The high school's first class graduated in 1960 and since 1967, the Minnesingers have performed abroad from the streets of Vienna to the cathedrals of Lithuania. Named after the famous French and German troubadours who roamed the countryside in the 12th century singing songs of love, the Vineyard Minnesingers have a tradition of traveling to Europe, then returning home in spring to perform for Islanders. In April they were awarded a bronze medal at the Massachusetts Instrumental and Choral Conductors Association Festival.
As they sing and dance before Vineyard, each member of the chorus learns more than just music and bop. Along with their beautiful voices, the young singers develop character, teamwork, and discipline.
It should all be evident on Saturday evening as the Minnesingers sing and dance their way through the decades. From Bill Haley's 50s classic "Rock Around the Clock" to Elvis Presley's "You Ain't Nothing But a Hound Dog," the chorus will have baby boomers bouncing in their seats.

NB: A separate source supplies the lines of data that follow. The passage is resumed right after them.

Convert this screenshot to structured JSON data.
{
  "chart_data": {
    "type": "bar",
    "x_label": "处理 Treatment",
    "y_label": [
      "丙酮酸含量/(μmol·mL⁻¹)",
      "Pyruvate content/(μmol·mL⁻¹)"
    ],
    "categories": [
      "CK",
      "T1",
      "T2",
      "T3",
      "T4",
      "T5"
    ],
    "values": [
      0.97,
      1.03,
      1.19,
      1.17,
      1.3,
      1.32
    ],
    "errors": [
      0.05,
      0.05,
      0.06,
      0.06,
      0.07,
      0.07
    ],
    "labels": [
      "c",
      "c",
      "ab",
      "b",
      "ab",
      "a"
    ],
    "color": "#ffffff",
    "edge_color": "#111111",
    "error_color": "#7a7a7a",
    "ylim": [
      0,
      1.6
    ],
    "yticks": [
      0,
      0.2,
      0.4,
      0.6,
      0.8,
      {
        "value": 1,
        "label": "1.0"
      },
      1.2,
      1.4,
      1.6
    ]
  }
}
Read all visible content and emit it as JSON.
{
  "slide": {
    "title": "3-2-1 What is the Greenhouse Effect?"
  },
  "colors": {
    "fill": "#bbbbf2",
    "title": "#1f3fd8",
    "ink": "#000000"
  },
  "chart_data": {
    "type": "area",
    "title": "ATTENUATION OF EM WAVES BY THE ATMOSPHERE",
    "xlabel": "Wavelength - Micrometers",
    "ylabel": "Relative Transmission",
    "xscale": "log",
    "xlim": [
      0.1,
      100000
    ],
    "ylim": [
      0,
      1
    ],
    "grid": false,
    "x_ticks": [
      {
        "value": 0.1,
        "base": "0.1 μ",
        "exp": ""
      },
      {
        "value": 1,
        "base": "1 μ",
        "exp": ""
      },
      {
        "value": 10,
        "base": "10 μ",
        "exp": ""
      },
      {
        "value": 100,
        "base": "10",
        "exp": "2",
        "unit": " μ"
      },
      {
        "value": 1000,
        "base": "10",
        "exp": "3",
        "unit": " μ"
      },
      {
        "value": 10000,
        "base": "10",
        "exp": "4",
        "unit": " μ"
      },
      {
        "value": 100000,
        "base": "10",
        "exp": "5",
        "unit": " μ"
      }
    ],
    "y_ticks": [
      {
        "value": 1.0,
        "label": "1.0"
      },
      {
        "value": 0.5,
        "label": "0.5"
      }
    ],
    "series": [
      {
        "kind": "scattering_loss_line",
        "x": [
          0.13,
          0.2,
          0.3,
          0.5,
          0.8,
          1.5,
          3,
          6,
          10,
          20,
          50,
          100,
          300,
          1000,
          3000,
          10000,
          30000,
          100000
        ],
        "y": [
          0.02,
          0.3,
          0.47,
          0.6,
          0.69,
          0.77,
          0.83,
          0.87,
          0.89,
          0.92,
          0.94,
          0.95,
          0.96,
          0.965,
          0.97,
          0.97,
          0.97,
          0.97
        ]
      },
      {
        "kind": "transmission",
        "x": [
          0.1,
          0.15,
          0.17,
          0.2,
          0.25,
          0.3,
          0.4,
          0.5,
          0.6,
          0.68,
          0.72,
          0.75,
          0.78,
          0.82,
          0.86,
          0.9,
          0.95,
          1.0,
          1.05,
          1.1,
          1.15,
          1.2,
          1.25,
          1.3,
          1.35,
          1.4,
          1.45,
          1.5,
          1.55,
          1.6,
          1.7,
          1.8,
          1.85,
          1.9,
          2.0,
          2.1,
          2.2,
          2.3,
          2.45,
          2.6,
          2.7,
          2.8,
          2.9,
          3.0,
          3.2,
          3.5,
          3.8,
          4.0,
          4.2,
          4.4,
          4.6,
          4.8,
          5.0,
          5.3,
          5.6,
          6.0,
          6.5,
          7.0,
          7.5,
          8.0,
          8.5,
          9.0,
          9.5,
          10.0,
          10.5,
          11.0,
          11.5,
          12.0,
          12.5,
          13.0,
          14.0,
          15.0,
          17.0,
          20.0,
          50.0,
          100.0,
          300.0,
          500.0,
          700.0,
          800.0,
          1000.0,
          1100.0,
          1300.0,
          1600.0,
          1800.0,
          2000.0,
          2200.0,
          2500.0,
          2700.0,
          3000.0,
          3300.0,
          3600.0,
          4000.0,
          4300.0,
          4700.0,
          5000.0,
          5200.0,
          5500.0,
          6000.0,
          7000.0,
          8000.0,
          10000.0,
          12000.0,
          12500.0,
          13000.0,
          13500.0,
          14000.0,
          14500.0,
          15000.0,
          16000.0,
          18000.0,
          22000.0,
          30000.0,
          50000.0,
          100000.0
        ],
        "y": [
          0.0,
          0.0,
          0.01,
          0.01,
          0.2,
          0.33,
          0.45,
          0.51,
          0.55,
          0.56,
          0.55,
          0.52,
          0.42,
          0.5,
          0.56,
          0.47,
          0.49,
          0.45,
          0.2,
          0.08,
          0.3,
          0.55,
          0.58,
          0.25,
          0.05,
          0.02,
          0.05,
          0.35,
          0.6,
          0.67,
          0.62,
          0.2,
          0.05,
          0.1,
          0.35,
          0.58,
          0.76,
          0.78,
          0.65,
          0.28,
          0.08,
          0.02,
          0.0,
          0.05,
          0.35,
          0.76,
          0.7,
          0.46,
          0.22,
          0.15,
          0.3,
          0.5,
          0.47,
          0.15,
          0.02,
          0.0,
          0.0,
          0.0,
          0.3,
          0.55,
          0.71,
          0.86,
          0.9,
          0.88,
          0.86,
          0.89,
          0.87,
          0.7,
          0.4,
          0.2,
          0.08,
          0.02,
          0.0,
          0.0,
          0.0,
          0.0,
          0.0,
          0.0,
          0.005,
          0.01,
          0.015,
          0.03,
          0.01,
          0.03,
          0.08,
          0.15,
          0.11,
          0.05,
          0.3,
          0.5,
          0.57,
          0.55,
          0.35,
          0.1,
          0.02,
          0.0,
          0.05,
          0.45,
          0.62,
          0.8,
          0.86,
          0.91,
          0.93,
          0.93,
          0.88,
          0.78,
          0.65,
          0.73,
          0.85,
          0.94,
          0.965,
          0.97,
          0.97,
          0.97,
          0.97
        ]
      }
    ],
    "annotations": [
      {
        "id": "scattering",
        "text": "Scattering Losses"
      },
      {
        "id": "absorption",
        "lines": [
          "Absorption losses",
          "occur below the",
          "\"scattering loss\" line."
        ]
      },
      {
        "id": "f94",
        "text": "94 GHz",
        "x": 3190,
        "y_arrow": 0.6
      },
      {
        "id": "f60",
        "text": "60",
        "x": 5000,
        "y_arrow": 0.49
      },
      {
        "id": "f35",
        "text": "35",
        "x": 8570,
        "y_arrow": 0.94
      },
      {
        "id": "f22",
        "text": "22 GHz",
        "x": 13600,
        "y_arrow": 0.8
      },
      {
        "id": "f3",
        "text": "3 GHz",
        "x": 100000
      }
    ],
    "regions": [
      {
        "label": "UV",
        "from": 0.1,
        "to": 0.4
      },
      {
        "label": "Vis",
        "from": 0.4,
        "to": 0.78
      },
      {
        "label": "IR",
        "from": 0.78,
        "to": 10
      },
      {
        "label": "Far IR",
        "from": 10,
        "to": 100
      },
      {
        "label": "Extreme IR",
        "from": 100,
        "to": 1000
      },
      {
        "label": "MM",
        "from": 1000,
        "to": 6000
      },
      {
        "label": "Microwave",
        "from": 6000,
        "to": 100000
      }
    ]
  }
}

Memories will be summoned for 60s graduates as they hear the sounds of the Beatles' "Revolution" and the Beach Boys' "Good Vibrations." Members of that 70s generation can "Rock and Roll All Night" or hum along to Three Dog Night's "Joy to the World." Songs of the 80s include Madonna's "Material Girl" and the Stones' "Start Me Up," as well as the theme song from "Danger Zone." From the exotic rhythms of Santana to the spins of "Flashdance," the group will demonstrate their virtuosity.
When Sophomore Toby Riseborough entered high school last year, he discovered it was music that united him with kids from different backgrounds.
"It connected me with others and allowed me to fit in," he says. "People have their own biases about their favorite music, so it's good that the director chooses songs that are new to everyone. She inspires everybody to learn the music of different cultures. The programs include all the different genres, different moods, and various moves from around the world."
Although rehearsals add an additional commitment of time to her busy school year, senior Emma Frizzell, a member of the 50th graduating class, says, "I get to focus on music and not think about anything else for the moment," something she finds relaxing among the academic pressures of school.